In a socialist society, the goods and services available to an individual extend beyond that person's salary. A large role in Soviet society was played by what were called "public consumer funds," through which the government both moderated inequalities (by giving pensions to disabled people and other vulnerable groups) and distributed many services equally among citizens.

The state guaranteed a free public education through professional studies and provided job placement. Health care was free. This system was broader than Western-style social welfare. Public transport was very heavily subsidized, so that its cost to the individual hardly reflected the actual cost of running the system. The same was true of payments for rent and housing support services. The actual quality of these services and what followed from the fact that the housing did not belong to residents is the subject of much of this site.

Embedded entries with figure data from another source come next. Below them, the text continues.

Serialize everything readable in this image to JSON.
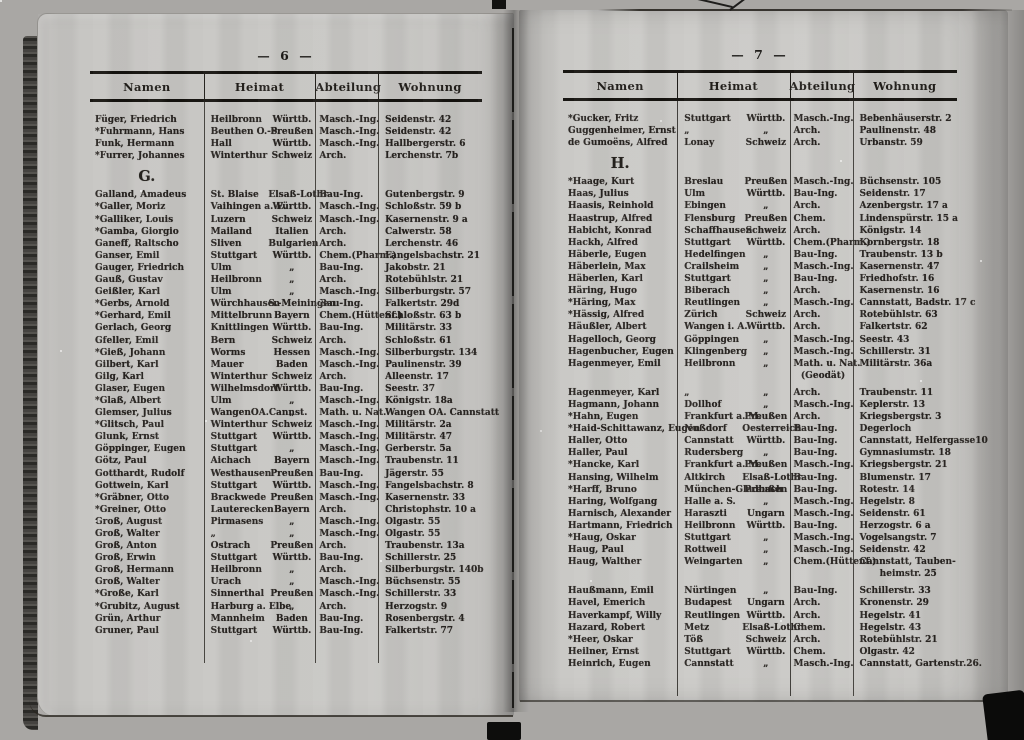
{
  "book": {
    "pages": [
      {
        "page_label": "—  6  —",
        "columns": [
          "Namen",
          "Heimat",
          "Abteilung",
          "Wohnung"
        ],
        "sections": [
          {
            "heading": "",
            "rows": [
              {
                "name": "Füger, Friedrich",
                "place": "Heilbronn",
                "state": "Württb.",
                "dept": "Masch.-Ing.",
                "addr": "Seidenstr. 42"
              },
              {
                "name": "*Fuhrmann, Hans",
                "place": "Beuthen O.-S.",
                "state": "Preußen",
                "dept": "Masch.-Ing.",
                "addr": "Seidenstr. 42"
              },
              {
                "name": "Funk, Hermann",
                "place": "Hall",
                "state": "Württb.",
                "dept": "Masch.-Ing.",
                "addr": "Hallbergerstr. 6"
              },
              {
                "name": "*Furrer, Johannes",
                "place": "Winterthur",
                "state": "Schweiz",
                "dept": "Arch.",
                "addr": "Lerchenstr. 7b"
              }
            ]
          },
          {
            "heading": "G.",
            "rows": [
              {
                "name": "Galland, Amadeus",
                "place": "St. Blaise",
                "state": "Elsaß-Lothr.",
                "dept": "Bau-Ing.",
                "addr": "Gutenbergstr. 9"
              },
              {
                "name": "*Galler, Moriz",
                "place": "Vaihingen a. E.",
                "state": "Württb.",
                "dept": "Masch.-Ing.",
                "addr": "Schloßstr. 59 b"
              },
              {
                "name": "*Galliker, Louis",
                "place": "Luzern",
                "state": "Schweiz",
                "dept": "Masch.-Ing.",
                "addr": "Kasernenstr. 9 a"
              },
              {
                "name": "*Gamba, Giorgio",
                "place": "Mailand",
                "state": "Italien",
                "dept": "Arch.",
                "addr": "Calwerstr. 58"
              },
              {
                "name": "Ganeff, Raltscho",
                "place": "Sliven",
                "state": "Bulgarien",
                "dept": "Arch.",
                "addr": "Lerchenstr. 46"
              },
              {
                "name": "Ganser, Emil",
                "place": "Stuttgart",
                "state": "Württb.",
                "dept": "Chem.(Pharm.)",
                "addr": "Fangelsbachstr. 21"
              },
              {
                "name": "Gauger, Friedrich",
                "place": "Ulm",
                "state": "„",
                "dept": "Bau-Ing.",
                "addr": "Jakobstr. 21"
              },
              {
                "name": "Gauß, Gustav",
                "place": "Heilbronn",
                "state": "„",
                "dept": "Arch.",
                "addr": "Rotebühlstr. 21"
              },
              {
                "name": "Geißler, Karl",
                "place": "Ulm",
                "state": "„",
                "dept": "Masch.-Ing.",
                "addr": "Silberburgstr. 57"
              },
              {
                "name": "*Gerbs, Arnold",
                "place": "Würchhausen",
                "state": "S.-Meiningen",
                "dept": "Bau-Ing.",
                "addr": "Falkertstr. 29d"
              },
              {
                "name": "*Gerhard, Emil",
                "place": "Mittelbrunn",
                "state": "Bayern",
                "dept": "Chem.(Hüttenf.)",
                "addr": "Schloßstr. 63 b"
              },
              {
                "name": "Gerlach, Georg",
                "place": "Knittlingen",
                "state": "Württb.",
                "dept": "Bau-Ing.",
                "addr": "Militärstr. 33"
              },
              {
                "name": "Gfeller, Emil",
                "place": "Bern",
                "state": "Schweiz",
                "dept": "Arch.",
                "addr": "Schloßstr. 61"
              },
              {
                "name": "*Gieß, Johann",
                "place": "Worms",
                "state": "Hessen",
                "dept": "Masch.-Ing.",
                "addr": "Silberburgstr. 134"
              },
              {
                "name": "Gilbert, Karl",
                "place": "Mauer",
                "state": "Baden",
                "dept": "Masch.-Ing.",
                "addr": "Paulinenstr. 39"
              },
              {
                "name": "Gilg, Karl",
                "place": "Winterthur",
                "state": "Schweiz",
                "dept": "Arch.",
                "addr": "Alleenstr. 17"
              },
              {
                "name": "Glaser, Eugen",
                "place": "Wilhelmsdorf",
                "state": "Württb.",
                "dept": "Bau-Ing.",
                "addr": "Seestr. 37"
              },
              {
                "name": "*Glaß, Albert",
                "place": "Ulm",
                "state": "„",
                "dept": "Masch.-Ing.",
                "addr": "Königstr. 18a"
              },
              {
                "name": "Glemser, Julius",
                "place": "WangenOA.Cannst.",
                "state": "„",
                "dept": "Math. u. Nat.",
                "addr": "Wangen OA. Cannstatt"
              },
              {
                "name": "*Glitsch, Paul",
                "place": "Winterthur",
                "state": "Schweiz",
                "dept": "Masch.-Ing.",
                "addr": "Militärstr. 2a"
              },
              {
                "name": "Glunk, Ernst",
                "place": "Stuttgart",
                "state": "Württb.",
                "dept": "Masch.-Ing.",
                "addr": "Militärstr. 47"
              },
              {
                "name": "Göppinger, Eugen",
                "place": "Stuttgart",
                "state": "„",
                "dept": "Masch.-Ing.",
                "addr": "Gerberstr. 5a"
              },
              {
                "name": "Götz, Paul",
                "place": "Aichach",
                "state": "Bayern",
                "dept": "Masch.-Ing.",
                "addr": "Traubenstr. 11"
              },
              {
                "name": "Gotthardt, Rudolf",
                "place": "Westhausen",
                "state": "Preußen",
                "dept": "Bau-Ing.",
                "addr": "Jägerstr. 55"
              },
              {
                "name": "Gottwein, Karl",
                "place": "Stuttgart",
                "state": "Württb.",
                "dept": "Masch.-Ing.",
                "addr": "Fangelsbachstr. 8"
              },
              {
                "name": "*Gräbner, Otto",
                "place": "Brackwede",
                "state": "Preußen",
                "dept": "Masch.-Ing.",
                "addr": "Kasernenstr. 33"
              },
              {
                "name": "*Greiner, Otto",
                "place": "Lauterecken",
                "state": "Bayern",
                "dept": "Arch.",
                "addr": "Christophstr. 10 a"
              },
              {
                "name": "Groß, August",
                "place": "Pirmasens",
                "state": "„",
                "dept": "Masch.-Ing.",
                "addr": "Olgastr. 55"
              },
              {
                "name": "Groß, Walter",
                "place": "„",
                "state": "„",
                "dept": "Masch.-Ing.",
                "addr": "Olgastr. 55"
              },
              {
                "name": "Groß, Anton",
                "place": "Ostrach",
                "state": "Preußen",
                "dept": "Arch.",
                "addr": "Traubenstr. 13a"
              },
              {
                "name": "Groß, Erwin",
                "place": "Stuttgart",
                "state": "Württb.",
                "dept": "Bau-Ing.",
                "addr": "Schillerstr. 25"
              },
              {
                "name": "Groß, Hermann",
                "place": "Heilbronn",
                "state": "„",
                "dept": "Arch.",
                "addr": "Silberburgstr. 140b"
              },
              {
                "name": "Groß, Walter",
                "place": "Urach",
                "state": "„",
                "dept": "Masch.-Ing.",
                "addr": "Büchsenstr. 55"
              },
              {
                "name": "*Große, Karl",
                "place": "Sinnerthal",
                "state": "Preußen",
                "dept": "Masch.-Ing.",
                "addr": "Schillerstr. 33"
              },
              {
                "name": "*Grubitz, August",
                "place": "Harburg a. Elbe",
                "state": "„",
                "dept": "Arch.",
                "addr": "Herzogstr. 9"
              },
              {
                "name": "Grün, Arthur",
                "place": "Mannheim",
                "state": "Baden",
                "dept": "Bau-Ing.",
                "addr": "Rosenbergstr. 4"
              },
              {
                "name": "Gruner, Paul",
                "place": "Stuttgart",
                "state": "Württb.",
                "dept": "Bau-Ing.",
                "addr": "Falkertstr. 77"
              }
            ]
          }
        ]
      },
      {
        "page_label": "—  7  —",
        "columns": [
          "Namen",
          "Heimat",
          "Abteilung",
          "Wohnung"
        ],
        "sections": [
          {
            "heading": "",
            "rows": [
              {
                "name": "*Gucker, Fritz",
                "place": "Stuttgart",
                "state": "Württb.",
                "dept": "Masch.-Ing.",
                "addr": "Bebenhäuserstr. 2"
              },
              {
                "name": "Guggenheimer, Ernst",
                "place": "„",
                "state": "„",
                "dept": "Arch.",
                "addr": "Paulinenstr. 48"
              },
              {
                "name": "de Gumoëns, Alfred",
                "place": "Lonay",
                "state": "Schweiz",
                "dept": "Arch.",
                "addr": "Urbanstr. 59"
              }
            ]
          },
          {
            "heading": "H.",
            "rows": [
              {
                "name": "*Haage, Kurt",
                "place": "Breslau",
                "state": "Preußen",
                "dept": "Masch.-Ing.",
                "addr": "Büchsenstr. 105"
              },
              {
                "name": "Haas, Julius",
                "place": "Ulm",
                "state": "Württb.",
                "dept": "Bau-Ing.",
                "addr": "Seidenstr. 17"
              },
              {
                "name": "Haasis, Reinhold",
                "place": "Ebingen",
                "state": "„",
                "dept": "Arch.",
                "addr": "Azenbergstr. 17 a"
              },
              {
                "name": "Haastrup, Alfred",
                "place": "Flensburg",
                "state": "Preußen",
                "dept": "Chem.",
                "addr": "Lindenspürstr. 15 a"
              },
              {
                "name": "Habicht, Konrad",
                "place": "Schaffhausen",
                "state": "Schweiz",
                "dept": "Arch.",
                "addr": "Königstr. 14"
              },
              {
                "name": "Hackh, Alfred",
                "place": "Stuttgart",
                "state": "Württb.",
                "dept": "Chem.(Pharm.)",
                "addr": "Kornbergstr. 18"
              },
              {
                "name": "Häberle, Eugen",
                "place": "Hedelfingen",
                "state": "„",
                "dept": "Bau-Ing.",
                "addr": "Traubenstr. 13 b"
              },
              {
                "name": "Häberlein, Max",
                "place": "Crailsheim",
                "state": "„",
                "dept": "Masch.-Ing.",
                "addr": "Kasernenstr. 47"
              },
              {
                "name": "Häberlen, Karl",
                "place": "Stuttgart",
                "state": "„",
                "dept": "Bau-Ing.",
                "addr": "Friedhofstr. 16"
              },
              {
                "name": "Häring, Hugo",
                "place": "Biberach",
                "state": "„",
                "dept": "Arch.",
                "addr": "Kasernenstr. 16"
              },
              {
                "name": "*Häring, Max",
                "place": "Reutlingen",
                "state": "„",
                "dept": "Masch.-Ing.",
                "addr": "Cannstatt, Badstr. 17 c"
              },
              {
                "name": "*Hässig, Alfred",
                "place": "Zürich",
                "state": "Schweiz",
                "dept": "Arch.",
                "addr": "Rotebühlstr. 63"
              },
              {
                "name": "Häußler, Albert",
                "place": "Wangen i. A.",
                "state": "Württb.",
                "dept": "Arch.",
                "addr": "Falkertstr. 62"
              },
              {
                "name": "Hagelloch, Georg",
                "place": "Göppingen",
                "state": "„",
                "dept": "Masch.-Ing.",
                "addr": "Seestr. 43"
              },
              {
                "name": "Hagenbucher, Eugen",
                "place": "Klingenberg",
                "state": "„",
                "dept": "Masch.-Ing.",
                "addr": "Schillerstr. 31"
              },
              {
                "name": "Hagenmeyer, Emil",
                "place": "Heilbronn",
                "state": "„",
                "dept": "Math. u. Nat.",
                "dept2": "(Geodät)",
                "addr": "Militärstr. 36a"
              },
              {
                "name": "Hagenmeyer, Karl",
                "place": "„",
                "state": "„",
                "dept": "Arch.",
                "addr": "Traubenstr. 11",
                "gap": true
              },
              {
                "name": "Hagmann, Johann",
                "place": "Dollhof",
                "state": "„",
                "dept": "Masch.-Ing.",
                "addr": "Keplerstr. 13"
              },
              {
                "name": "*Hahn, Eugen",
                "place": "Frankfurt a. M.",
                "state": "Preußen",
                "dept": "Arch.",
                "addr": "Kriegsbergstr. 3"
              },
              {
                "name": "*Haid-Schittawanz, Eugen",
                "place": "Nußdorf",
                "state": "Oesterreich",
                "dept": "Bau-Ing.",
                "addr": "Degerloch"
              },
              {
                "name": "Haller, Otto",
                "place": "Cannstatt",
                "state": "Württb.",
                "dept": "Bau-Ing.",
                "addr": "Cannstatt, Helfergasse10"
              },
              {
                "name": "Haller, Paul",
                "place": "Rudersberg",
                "state": "„",
                "dept": "Bau-Ing.",
                "addr": "Gymnasiumstr. 18"
              },
              {
                "name": "*Hancke, Karl",
                "place": "Frankfurt a. M.",
                "state": "Preußen",
                "dept": "Masch.-Ing.",
                "addr": "Kriegsbergstr. 21"
              },
              {
                "name": "Hansing, Wilhelm",
                "place": "Altkirch",
                "state": "Elsaß-Lothr.",
                "dept": "Bau-Ing.",
                "addr": "Blumenstr. 17"
              },
              {
                "name": "*Harff, Bruno",
                "place": "München-Gladbach",
                "state": "Preußen",
                "dept": "Bau-Ing.",
                "addr": "Rotestr. 14"
              },
              {
                "name": "Haring, Wolfgang",
                "place": "Halle a. S.",
                "state": "„",
                "dept": "Masch.-Ing.",
                "addr": "Hegelstr. 8"
              },
              {
                "name": "Harnisch, Alexander",
                "place": "Haraszti",
                "state": "Ungarn",
                "dept": "Masch.-Ing.",
                "addr": "Seidenstr. 61"
              },
              {
                "name": "Hartmann, Friedrich",
                "place": "Heilbronn",
                "state": "Württb.",
                "dept": "Bau-Ing.",
                "addr": "Herzogstr. 6 a"
              },
              {
                "name": "*Haug, Oskar",
                "place": "Stuttgart",
                "state": "„",
                "dept": "Masch.-Ing.",
                "addr": "Vogelsangstr. 7"
              },
              {
                "name": "Haug, Paul",
                "place": "Rottweil",
                "state": "„",
                "dept": "Masch.-Ing.",
                "addr": "Seidenstr. 42"
              },
              {
                "name": "Haug, Walther",
                "place": "Weingarten",
                "state": "„",
                "dept": "Chem.(Hüttenf.)",
                "addr": "Cannstatt, Tauben-",
                "addr2": "heimstr. 25"
              },
              {
                "name": "Haußmann, Emil",
                "place": "Nürtingen",
                "state": "„",
                "dept": "Bau-Ing.",
                "addr": "Schillerstr. 33",
                "gap": true
              },
              {
                "name": "Havel, Emerich",
                "place": "Budapest",
                "state": "Ungarn",
                "dept": "Arch.",
                "addr": "Kronenstr. 29"
              },
              {
                "name": "Haverkampf, Willy",
                "place": "Reutlingen",
                "state": "Württb.",
                "dept": "Arch.",
                "addr": "Hegelstr. 41"
              },
              {
                "name": "Hazard, Robert",
                "place": "Metz",
                "state": "Elsaß-Lothr.",
                "dept": "Chem.",
                "addr": "Hegelstr. 43"
              },
              {
                "name": "*Heer, Oskar",
                "place": "Töß",
                "state": "Schweiz",
                "dept": "Arch.",
                "addr": "Rotebühlstr. 21"
              },
              {
                "name": "Heilner, Ernst",
                "place": "Stuttgart",
                "state": "Württb.",
                "dept": "Chem.",
                "addr": "Olgastr. 42"
              },
              {
                "name": "Heinrich, Eugen",
                "place": "Cannstatt",
                "state": "„",
                "dept": "Masch.-Ing.",
                "addr": "Cannstatt, Gartenstr.26."
              }
            ]
          }
        ]
      }
    ]
  }
}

In addition to benefits available to everyone were those distributed through the workplace. Say, for example, you worked for the railroad. Your children would then go to the daycare associated with it; they would go to a summer camp that belonged to the transport ministry. Your medical clinic would be associated with the railroad, your summer hotel would be associated with the railroad, and your living space (even in a communal apartment) would belong to it. The same thing would happen to those who worked with the police, in the Academy of Sciences, at a factory, or at a museum, up to the Central Committee of the Communist Party itself. A significant proportion of the urban population of the USSR utilized such channel of access.

Inequalities arose as a result. In order to receive something better than what you might be entitled to from your place in the system and the social hierarchy, it was necessary to figure out ways to access other channels, and for this, various forms of pull were required.